VINGT-ET-UN FILMS EN COMPÉTITION
Dès le lendemain 8 mai, la compétition
s’est ouverte avec vingt-et-un films en lice pour la “Palme d’Or” sur les
vingt-huit films figurant dans la sélection officielle. Au décompte
de la participation par pays, les USA arrivent en tête avec six films,
suivis de quatre français, trois anglais, trois italiens, un canadien
etc... Dans la répartition par continent, l’Europe domine avec douze
œuvres devant le continent américain (7), l’Asie (3), l’Afrique
(1) et l’Australie (1). C’est le film “Absolute Power” de Clint Eastwood
qui fera la clôture, le 18 mai. Un des temps forts de cette grande
fête du cinquantenaire sera le spectacle qui sera donné le
11 mai par Philippe Decouflé, agrémenté de feux d’artifice
et de bals. Ce jour-là, en présence du président Chirac,
et, éventuellement, du vice-président américain Al-Gore,
une trentaine de “Palme d’Or”, d’acteurs, d’actrices, de réalisateurs
primés à Cannes souffleront officiellement les cinquante
bougies. Un seul grand absent: le réalisateur Ingmar Bergman, désigné
par ses pairs pour recevoir “La Palme des Palmes” et qui s’est excusé
de ne pouvoir venir à Cannes. Motif officiellement invoqué:
la rédaction d’un livre. Toutefois, on invoque officieusement l’état
dépressif du célèbre réalisateur suédois
depuis la mort de son épouse. En désignant Ingmar Bergman
(qui n’a jamais reçu de “Palme d’Or” à Cannes) pour “La Palme
des Palmes”, ses pairs primés ont ainsi empêché le
déroulement d’une compétition entre les films primés
durant les cinquante ans d’existence du Festival comme initialement prévu.

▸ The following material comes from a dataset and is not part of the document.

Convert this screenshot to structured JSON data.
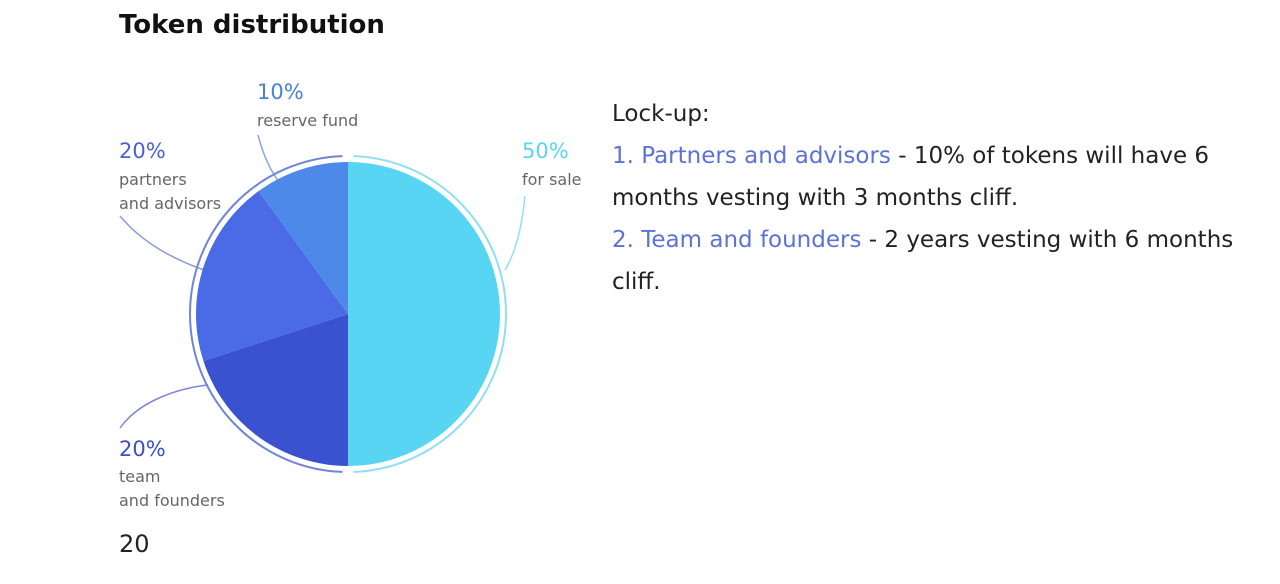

Et cela, au grand dam du président Pierre Viot et du délégué
général du Festival Gilles Jacob. Celui-ci, chargé
de la sélection officielle, a dû visionner pas moins de 860
longs métrages pour en retenir une vingtaine. Maintenant, c’est
au tour du jury de faire son choix pour l’attribution de la “Palme d’Or”
et des prix prévus au palmarès. Présidé par
l’actrice française Isabelle Adjani, ce jury du cinquantenaire est
composé de: Gong Li, actrice (Chine), Mira Sorvino, actrice (USA),
Paul Auster, écrivain (USA), Luc Bondy, metteur en scène
de théâtre (France), Tim Burton, réalisateur (USA),
Patrick Dupond, danseur-étoile (France), Mike Leigh, réalisateur
(Grande-Bretagne), Nanni Moretti, réalisateur (Italie), Mike Ondaatje,
écrivain (Canada).
LE “DERNIER VOYAGE” DE MASTROIANNI À
CANNES
Un hommage posthume sera rendu à
Marcello Mastroianni à l’occasion de la projection de “Voyage au
début du monde” de Manoel Oliveira, le dernier film auquel a participé
l’acteur italien décédé le 19 décembre 1996,
à l’âge de 72 ans. Il y tient le rôle d’Alfonso, un
acteur qui pour les besoins d’un tournage, retourne dans le village où
vivait son père soixante ans auparavant, accompagné du metteur
en scène Manoel qui a grandi ici. Ce sont, ainsi, deux chemins,
deux vies qui se croisent. Ce sera, aussi, le “dernier voyage” de Marcello
Mastroianni à Cannes. Ce film donnera l’occasion à la profession
tout entière réunie au Festival, de rendre un ultime et vibrant
hommage à Marcello, le séducteur. Comme prévu, cette
année Cannes bat tous les records: plus de 100.000 festivaliers,
4200 journalistes accrédités représentant 1571 médias
de 71 pays. Ces chiffres parlent à eux seuls et sont éloquents.
Et on peut dire, cette année plus que jamais: “Cannes n’est plus
dans Cannes, puisque le monde entier y loge!”